We’ve encountered two different enzymatic antioxidants in previous traits: SOD2(superoxide dismutase 2) and GPx-1 (gluthathione peroxidase 1). These enzymes respectively help clear superoxide anions and hydrogen peroxide, both of which are potentially harmful ROS.
By clearing free radicals and ROS, enzymatic antioxidants protect cells from damage.
Under normal conditions, the rate at which free radicals and ROS produced within the body is balanced by their neutralisation and clearance by our antioxidant systems.
During oxidative stress, however, free radicals and ROS are produced at a greater rate at which they are neutralised and cleared by antioxidants. This imbalance therefore leads to the accumulation of free radicals and ROS, which inflict damage to important molecules.
NQO1 is an enzyme that is upregulated by cells in response to oxidative stress. Reactions catalysed by NQO1 are thought to have several wider effects that protect cells from oxidative stress.
One key antioxidant used by our body is ubiquinone-10 (also known as Coenzyme Q10).
Studies show that the NQO1 enzyme helps to maintain high levels of Coenzyme Q10. This helps to neutralise free radicals and ROS, thereby preventing cell damage (particularly to lipid cell membranes) from oxidative stress.
Another potent antioxidant in the body is Vitamin E (α-tocopherol). If subject to damage from free radicals, Vitamin E gets converted into another molecule called Vitamin E quinone. This molecule doesn’t function as an antioxidant and therefore cannot protect against oxidative stress.
NQO1 converts Vitamin E quinone into another Vitamin E derivative called Vitamin E hydroquinone. This form does function as an antioxidant and therefore helps to protect against free radical damage and oxidative stress.

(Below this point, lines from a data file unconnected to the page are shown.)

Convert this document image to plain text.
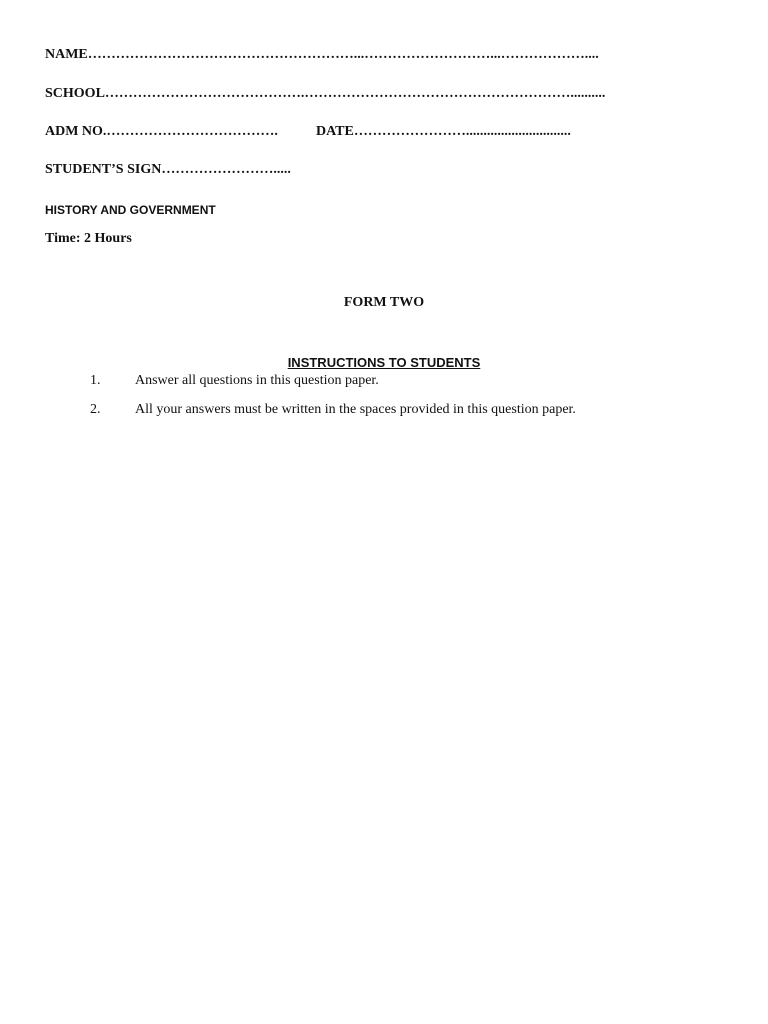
NAME…………………………………………………...………………………...………………....
SCHOOL…………………………………….…………………………………………………..........
ADM NO.……………………………….	DATE……………………..............................
STUDENT’S SIGN…………………….....
HISTORY AND GOVERNMENT
Time: 2 Hours
FORM TWO
INSTRUCTIONS TO STUDENTS
1. Answer all questions in this question paper.
2. All your answers must be written in the spaces provided in this question paper.
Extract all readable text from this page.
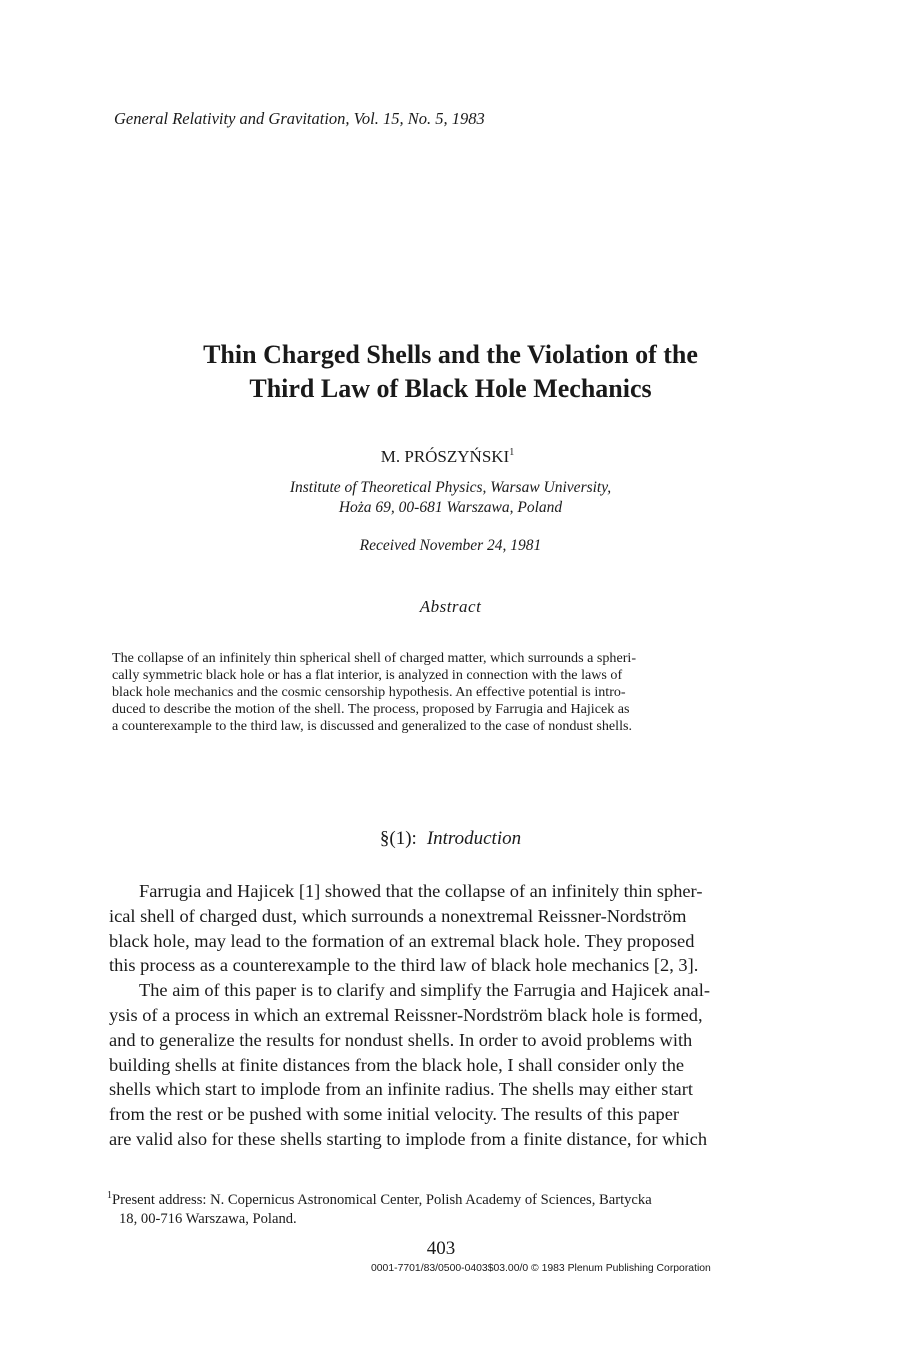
General Relativity and Gravitation, Vol. 15, No. 5, 1983
Thin Charged Shells and the Violation of the
Third Law of Black Hole Mechanics
M. PRÓSZYŃSKI$^1$
Institute of Theoretical Physics, Warsaw University,
Hoża 69, 00-681 Warszawa, Poland
Received November 24, 1981
Abstract
The collapse of an infinitely thin spherical shell of charged matter, which surrounds a spheri-
cally symmetric black hole or has a flat interior, is analyzed in connection with the laws of
black hole mechanics and the cosmic censorship hypothesis. An effective potential is intro-
duced to describe the motion of the shell. The process, proposed by Farrugia and Hajicek as
a counterexample to the third law, is discussed and generalized to the case of nondust shells.
§(1): Introduction
Farrugia and Hajicek [1] showed that the collapse of an infinitely thin spher-
ical shell of charged dust, which surrounds a nonextremal Reissner-Nordström
black hole, may lead to the formation of an extremal black hole. They proposed
this process as a counterexample to the third law of black hole mechanics [2, 3].
The aim of this paper is to clarify and simplify the Farrugia and Hajicek anal-
ysis of a process in which an extremal Reissner-Nordström black hole is formed,
and to generalize the results for nondust shells. In order to avoid problems with
building shells at finite distances from the black hole, I shall consider only the
shells which start to implode from an infinite radius. The shells may either start
from the rest or be pushed with some initial velocity. The results of this paper
are valid also for these shells starting to implode from a finite distance, for which
$^1$Present address: N. Copernicus Astronomical Center, Polish Academy of Sciences, Bartycka
18, 00-716 Warszawa, Poland.
403
0001-7701/83/0500-0403$03.00/0 © 1983 Plenum Publishing Corporation
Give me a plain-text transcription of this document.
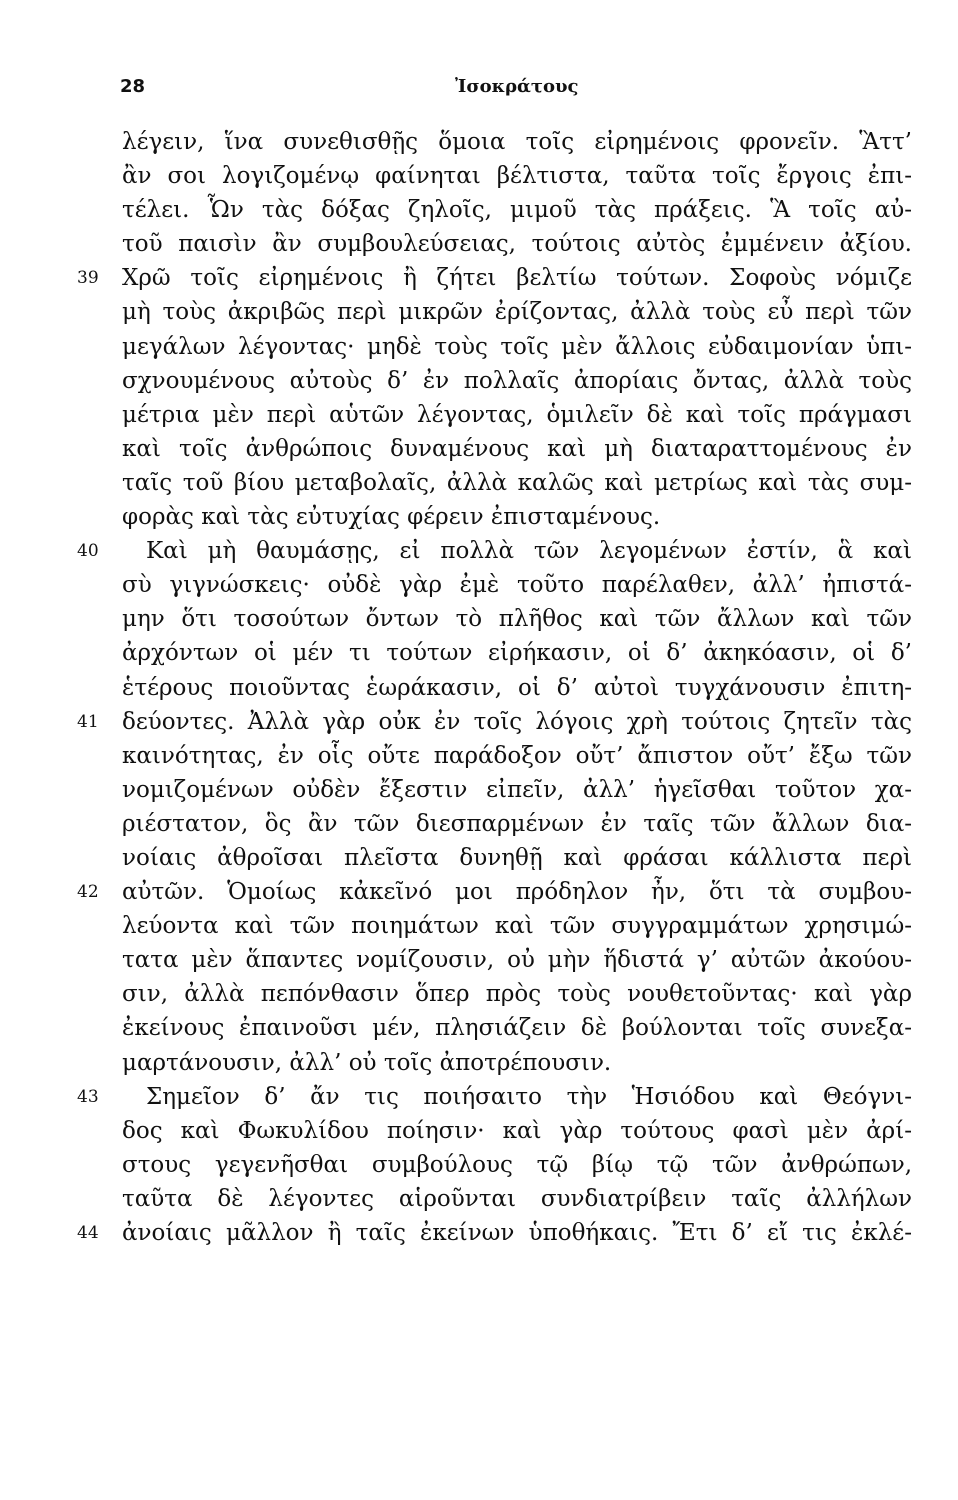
28	Ἰσοκράτους
λέγειν, ἵνα συνεθισθῇς ὅμοια τοῖς εἰρημένοις φρονεῖν. Ἃττ’
ἂν σοι λογιζομένῳ φαίνηται βέλτιστα, ταῦτα τοῖς ἔργοις ἐπι-
τέλει. Ὧν τὰς δόξας ζηλοῖς, μιμοῦ τὰς πράξεις. Ἃ τοῖς αὐ-
τοῦ παισὶν ἂν συμβουλεύσειας, τούτοις αὐτὸς ἐμμένειν ἀξίου.
39 Χρῶ τοῖς εἰρημένοις ἢ ζήτει βελτίω τούτων. Σοφοὺς νόμιζε
μὴ τοὺς ἀκριβῶς περὶ μικρῶν ἐρίζοντας, ἀλλὰ τοὺς εὖ περὶ τῶν
μεγάλων λέγοντας· μηδὲ τοὺς τοῖς μὲν ἄλλοις εὐδαιμονίαν ὑπι-
σχνουμένους αὐτοὺς δ’ ἐν πολλαῖς ἀπορίαις ὄντας, ἀλλὰ τοὺς
μέτρια μὲν περὶ αὑτῶν λέγοντας, ὁμιλεῖν δὲ καὶ τοῖς πράγμασι
καὶ τοῖς ἀνθρώποις δυναμένους καὶ μὴ διαταραττομένους ἐν
ταῖς τοῦ βίου μεταβολαῖς, ἀλλὰ καλῶς καὶ μετρίως καὶ τὰς συμ-
φορὰς καὶ τὰς εὐτυχίας φέρειν ἐπισταμένους.
40 Καὶ μὴ θαυμάσῃς, εἰ πολλὰ τῶν λεγομένων ἐστίν, ἃ καὶ
σὺ γιγνώσκεις· οὐδὲ γὰρ ἐμὲ τοῦτο παρέλαθεν, ἀλλ’ ἠπιστά-
μην ὅτι τοσούτων ὄντων τὸ πλῆθος καὶ τῶν ἄλλων καὶ τῶν
ἀρχόντων οἱ μέν τι τούτων εἰρήκασιν, οἱ δ’ ἀκηκόασιν, οἱ δ’
ἑτέρους ποιοῦντας ἑωράκασιν, οἱ δ’ αὐτοὶ τυγχάνουσιν ἐπιτη-
41 δεύοντες. Ἀλλὰ γὰρ οὐκ ἐν τοῖς λόγοις χρὴ τούτοις ζητεῖν τὰς
καινότητας, ἐν οἷς οὔτε παράδοξον οὔτ’ ἄπιστον οὔτ’ ἔξω τῶν
νομιζομένων οὐδὲν ἔξεστιν εἰπεῖν, ἀλλ’ ἡγεῖσθαι τοῦτον χα-
ριέστατον, ὃς ἂν τῶν διεσπαρμένων ἐν ταῖς τῶν ἄλλων δια-
νοίαις ἀθροῖσαι πλεῖστα δυνηθῇ καὶ φράσαι κάλλιστα περὶ
42 αὐτῶν. Ὁμοίως κἀκεῖνό μοι πρόδηλον ἦν, ὅτι τὰ συμβου-
λεύοντα καὶ τῶν ποιημάτων καὶ τῶν συγγραμμάτων χρησιμώ-
τατα μὲν ἅπαντες νομίζουσιν, οὐ μὴν ἥδιστά γ’ αὐτῶν ἀκούου-
σιν, ἀλλὰ πεπόνθασιν ὅπερ πρὸς τοὺς νουθετοῦντας· καὶ γὰρ
ἐκείνους ἐπαινοῦσι μέν, πλησιάζειν δὲ βούλονται τοῖς συνεξα-
μαρτάνουσιν, ἀλλ’ οὐ τοῖς ἀποτρέπουσιν.
43 Σημεῖον δ’ ἄν τις ποιήσαιτο τὴν Ἡσιόδου καὶ Θεόγνι-
δος καὶ Φωκυλίδου ποίησιν· καὶ γὰρ τούτους φασὶ μὲν ἀρί-
στους γεγενῆσθαι συμβούλους τῷ βίῳ τῷ τῶν ἀνθρώπων,
ταῦτα δὲ λέγοντες αἱροῦνται συνδιατρίβειν ταῖς ἀλλήλων
44 ἀνοίαις μᾶλλον ἢ ταῖς ἐκείνων ὑποθήκαις. Ἔτι δ’ εἴ τις ἐκλέ-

There is evidence that NQO1 works directly as a type of enzyme called superoxide reductase.
These enzymes convert superoxide (a harmful Reactive Oxygen Species [ROS]) into hydrogen peroxide, which can be subsequently turned into water. By reducing levels of superoxide in cells, NQO1 helps to prevent against oxidative stress.
Two other groups of potentially damaging molecules generated by metabolic reactions include quinones and semiquinones (which are formed from quinones).
These groups of molecules are capable of generating Reactive Oxygen Species (ROS), leading to cell damage from oxidative stress. Some quinones and semiquinones are also more directly toxic to cells.
NQO1 helps to protect against this by converting quinones into less harmful molecules called hydroquinones, which can then be excreted.
Through a similar mechanism NQO1 also helps to detoxify a substance called benzene. Benzene is a hydrocarbon found in tobacco smoke, vehicle exhaust, industrial emissions, and various glues, paints, furniture wax and detergents.
Benzene is broken down in the liver, but then can be further metabolized by bone marrow cells into quinones called benzoquinones. These are highly toxic and long term exposure to benzoquinones can give rise to cancerous changes in bone marrow and blood cells.
NQO1 protects against the formation of benzoquinones by converting them back into less harmful molecules such as hydroquinone and catechol.
The NQO1 enzyme is coded for the NQO1 gene.
A SNP (Single Nucleotide Polymorphism) within the NQO1 gene (given the code rs1800566) creates two different variants or “alleles” - the “C” allele and the “T” allele.
Studies suggest that people inheriting two copies of the “T” allele (i.e. those with the TT genotype) have virtually zero levels of the NQO1 enzyme. Consequently, they have significantly reduced NQO1 enzyme activity and therefore may have less effective protection against oxidative stress.
About 4% of Caucasians are thought to have the TT genotype and therefore extremely reduced NQO1 activity.
This drastic reduction in NQO1 enzyme levels and activity is thought to arise from the “T” allele encoding an NQO1 protein that is rapidly degraded within the body.
Some studies also show that those with the TT genotype may be at greater risk from cell damage secondary to benzene exposure.